Particular embodiments can be implemented in the form of control logic in software or hardware or a combination of both. The control logic when executed by one or more processors is operable to perform the implementations described herein and other functions. For example, a tangible medium such as a hardware storage device can be used to store the control logic, which can include executable instructions.

[82] Particular embodiments may be implemented by using a programmable general purpose digital computer, and/or by using application specific integrated circuits, programmable logic devices, field programmable gate arrays, optical, chemical, biological, quantum or nanoengineered systems, components and mechanisms. In general, the functions of particular embodiments can be achieved by any means as is known in the art. Distributed, networked systems, components, and/or circuits can be used. Communication, or transfer, of data may be wired, wireless, or by any other means.

[83] A “processor” may include any suitable hardware and/or software system, mechanism, or component that processes data, signals or other information. A processor may include a system with a general-purpose central processing unit, multiple processing units, dedicated circuitry for achieving functionality, or other systems. Processing need not be limited to a geographic location, or have temporal limitations. For example, a processor may perform its functions in “real-time,” “offline,” in a “batch mode,” etc. Portions of processing may be performed at different times and at different locations, by different (or the same) processing systems. A computer may be any processor in communication with a memory.

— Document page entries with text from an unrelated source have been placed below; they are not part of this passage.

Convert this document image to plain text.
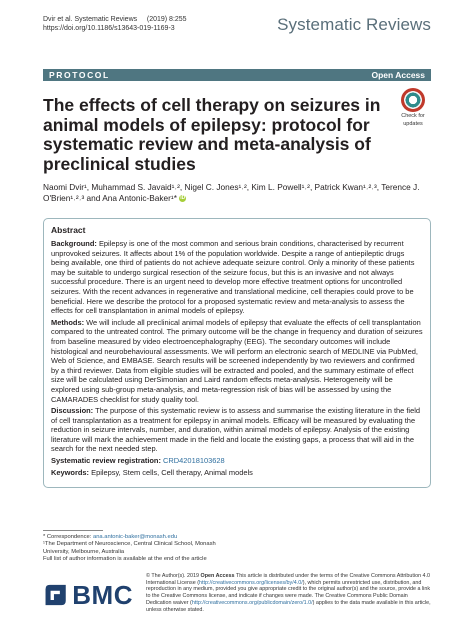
Dvir et al. Systematic Reviews (2019) 8:255
https://doi.org/10.1186/s13643-019-1169-3	Systematic Reviews
PROTOCOL	Open Access
The effects of cell therapy on seizures in animal models of epilepsy: protocol for systematic review and meta-analysis of preclinical studies
Check for
updates
Naomi Dvir¹, Muhammad S. Javaid¹˒², Nigel C. Jones¹˒², Kim L. Powell¹˒², Patrick Kwan¹˒²˒³, Terence J. O'Brien¹˒²˒³ and Ana Antonic-Baker¹* iD
Abstract

Background: Epilepsy is one of the most common and serious brain conditions, characterised by recurrent unprovoked seizures. It affects about 1% of the population worldwide. Despite a range of antiepileptic drugs being available, one third of patients do not achieve adequate seizure control. Only a minority of these patients may be suitable to undergo surgical resection of the seizure focus, but this is an invasive and not always successful procedure. There is an urgent need to develop more effective treatment options for uncontrolled seizures. With the recent advances in regenerative and translational medicine, cell therapies could prove to be beneficial. Here we describe the protocol for a proposed systematic review and meta-analysis to assess the effects for cell transplantation in animal models of epilepsy.

Methods: We will include all preclinical animal models of epilepsy that evaluate the effects of cell transplantation compared to the untreated control. The primary outcome will be the change in frequency and duration of seizures from baseline measured by video electroencephalography (EEG). The secondary outcomes will include histological and neurobehavioural assessments. We will perform an electronic search of MEDLINE via PubMed, Web of Science, and EMBASE. Search results will be screened independently by two reviewers and confirmed by a third reviewer. Data from eligible studies will be extracted and pooled, and the summary estimate of effect size will be calculated using DerSimonian and Laird random effects meta-analysis. Heterogeneity will be explored using sub-group meta-analysis, and meta-regression risk of bias will be assessed by using the CAMARADES checklist for study quality tool.

Discussion: The purpose of this systematic review is to assess and summarise the existing literature in the field of cell transplantation as a treatment for epilepsy in animal models. Efficacy will be measured by evaluating the reduction in seizure intervals, number, and duration, within animal models of epilepsy. Analysis of the existing literature will mark the achievement made in the field and locate the existing gaps, a process that will aid in the search for the next needed step.

Systematic review registration: CRD42018103628

Keywords: Epilepsy, Stem cells, Cell therapy, Animal models

* Correspondence: ana.antonic-baker@monash.edu
¹The Department of Neuroscience, Central Clinical School, Monash University, Melbourne, Australia
Full list of author information is available at the end of the article
BMC
© The Author(s). 2019 Open Access This article is distributed under the terms of the Creative Commons Attribution 4.0 International License (http://creativecommons.org/licenses/by/4.0/), which permits unrestricted use, distribution, and reproduction in any medium, provided you give appropriate credit to the original author(s) and the source, provide a link to the Creative Commons license, and indicate if changes were made. The Creative Commons Public Domain Dedication waiver (http://creativecommons.org/publicdomain/zero/1.0/) applies to the data made available in this article, unless otherwise stated.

The memory may be any suitable data storage, memory and/or non-transitory computer-readable storage medium, including electronic storage devices such as random-access memory (RAM), read-only memory (ROM), magnetic storage device (hard disk drive or the like), flash, optical storage device (CD, DVD or the like), magnetic or optical disk, or other tangible media suitable for storing instructions (e.g., program or software instructions) for execution by the processor. For example, a tangible medium such as a hardware storage device can be used to store the control logic, which can include executable instructions. The instructions can also be contained in, and provided as, an electronic signal, for example in the form of software as a service (SaaS) delivered from a server (e.g., a distributed system and/or a cloud computing system).

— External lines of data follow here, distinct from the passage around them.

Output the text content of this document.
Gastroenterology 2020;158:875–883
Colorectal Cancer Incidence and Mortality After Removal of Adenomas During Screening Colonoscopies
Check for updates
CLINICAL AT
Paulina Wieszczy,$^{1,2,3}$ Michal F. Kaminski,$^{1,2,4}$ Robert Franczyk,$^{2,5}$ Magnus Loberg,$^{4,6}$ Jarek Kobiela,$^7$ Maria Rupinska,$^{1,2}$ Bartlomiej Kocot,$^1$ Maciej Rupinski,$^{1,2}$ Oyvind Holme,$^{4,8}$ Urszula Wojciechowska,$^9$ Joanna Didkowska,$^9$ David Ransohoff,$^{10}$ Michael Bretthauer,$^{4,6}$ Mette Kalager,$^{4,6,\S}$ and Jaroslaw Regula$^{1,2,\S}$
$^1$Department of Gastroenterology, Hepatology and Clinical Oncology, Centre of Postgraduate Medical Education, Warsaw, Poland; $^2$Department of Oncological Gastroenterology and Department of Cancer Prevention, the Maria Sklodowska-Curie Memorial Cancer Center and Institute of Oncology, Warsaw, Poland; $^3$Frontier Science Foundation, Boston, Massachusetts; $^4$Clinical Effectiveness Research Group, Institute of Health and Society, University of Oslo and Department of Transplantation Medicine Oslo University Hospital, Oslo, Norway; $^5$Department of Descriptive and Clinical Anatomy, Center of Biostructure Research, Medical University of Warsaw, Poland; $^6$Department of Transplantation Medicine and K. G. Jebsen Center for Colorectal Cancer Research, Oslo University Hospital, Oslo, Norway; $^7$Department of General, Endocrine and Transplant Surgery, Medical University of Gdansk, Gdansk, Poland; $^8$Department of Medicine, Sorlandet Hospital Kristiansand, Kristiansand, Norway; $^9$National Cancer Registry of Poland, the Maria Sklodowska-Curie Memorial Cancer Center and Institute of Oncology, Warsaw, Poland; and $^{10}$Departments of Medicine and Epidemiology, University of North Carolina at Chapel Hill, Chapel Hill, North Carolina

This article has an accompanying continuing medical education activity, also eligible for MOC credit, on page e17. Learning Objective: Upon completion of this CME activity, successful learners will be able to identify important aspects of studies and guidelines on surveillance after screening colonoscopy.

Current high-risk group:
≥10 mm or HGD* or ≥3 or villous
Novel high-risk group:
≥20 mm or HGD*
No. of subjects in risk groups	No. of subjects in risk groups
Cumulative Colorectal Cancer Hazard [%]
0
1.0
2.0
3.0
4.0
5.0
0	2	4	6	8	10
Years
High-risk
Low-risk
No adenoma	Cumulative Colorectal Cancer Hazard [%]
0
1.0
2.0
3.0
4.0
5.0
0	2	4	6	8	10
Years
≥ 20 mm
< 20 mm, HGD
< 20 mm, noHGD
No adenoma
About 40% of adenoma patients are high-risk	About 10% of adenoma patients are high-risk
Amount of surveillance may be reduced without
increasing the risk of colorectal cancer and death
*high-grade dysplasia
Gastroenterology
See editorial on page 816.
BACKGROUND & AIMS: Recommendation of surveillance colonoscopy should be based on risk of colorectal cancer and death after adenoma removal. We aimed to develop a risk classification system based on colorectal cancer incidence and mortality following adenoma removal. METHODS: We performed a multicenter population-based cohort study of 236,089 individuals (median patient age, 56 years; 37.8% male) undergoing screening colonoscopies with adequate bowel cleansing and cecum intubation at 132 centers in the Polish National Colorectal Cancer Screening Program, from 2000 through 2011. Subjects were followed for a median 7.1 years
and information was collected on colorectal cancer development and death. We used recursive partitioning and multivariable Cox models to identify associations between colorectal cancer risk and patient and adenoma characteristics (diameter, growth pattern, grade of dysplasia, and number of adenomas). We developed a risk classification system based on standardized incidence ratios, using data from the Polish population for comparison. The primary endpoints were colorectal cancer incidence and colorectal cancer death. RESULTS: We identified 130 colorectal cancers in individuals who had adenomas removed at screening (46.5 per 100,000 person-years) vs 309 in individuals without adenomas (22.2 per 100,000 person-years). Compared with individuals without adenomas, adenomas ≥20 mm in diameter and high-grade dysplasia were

[84] It will also be appreciated that one or more of the elements depicted in the drawings/figures can also be implemented in a more separated or integrated manner, or even removed or rendered as inoperable in certain cases, as is useful in accordance with a particular application. It is also within the spirit and scope to implement a program or code that can be stored in a machine -readable medium to permit a computer to perform any of the methods described above.

[85] As used in the description herein and throughout the claims that follow, “a”, “an”, and “the” includes plural references unless the context clearly dictates otherwise. Also, as used in the description herein and throughout the claims that follow, the meaning of “in” includes “in” and “on” unless the context clearly dictates otherwise.

[86] Thus, while particular embodiments have been described herein, latitudes of modification, various changes, and substitutions are intended in the foregoing disclosures, and it will be appreciated that in some instances some features of particular embodiments will be employed without a corresponding use of other features without departing from the scope and spirit as set forth. Therefore, many modifications may be made to adapt a particular situation or material to the essential scope and spirit.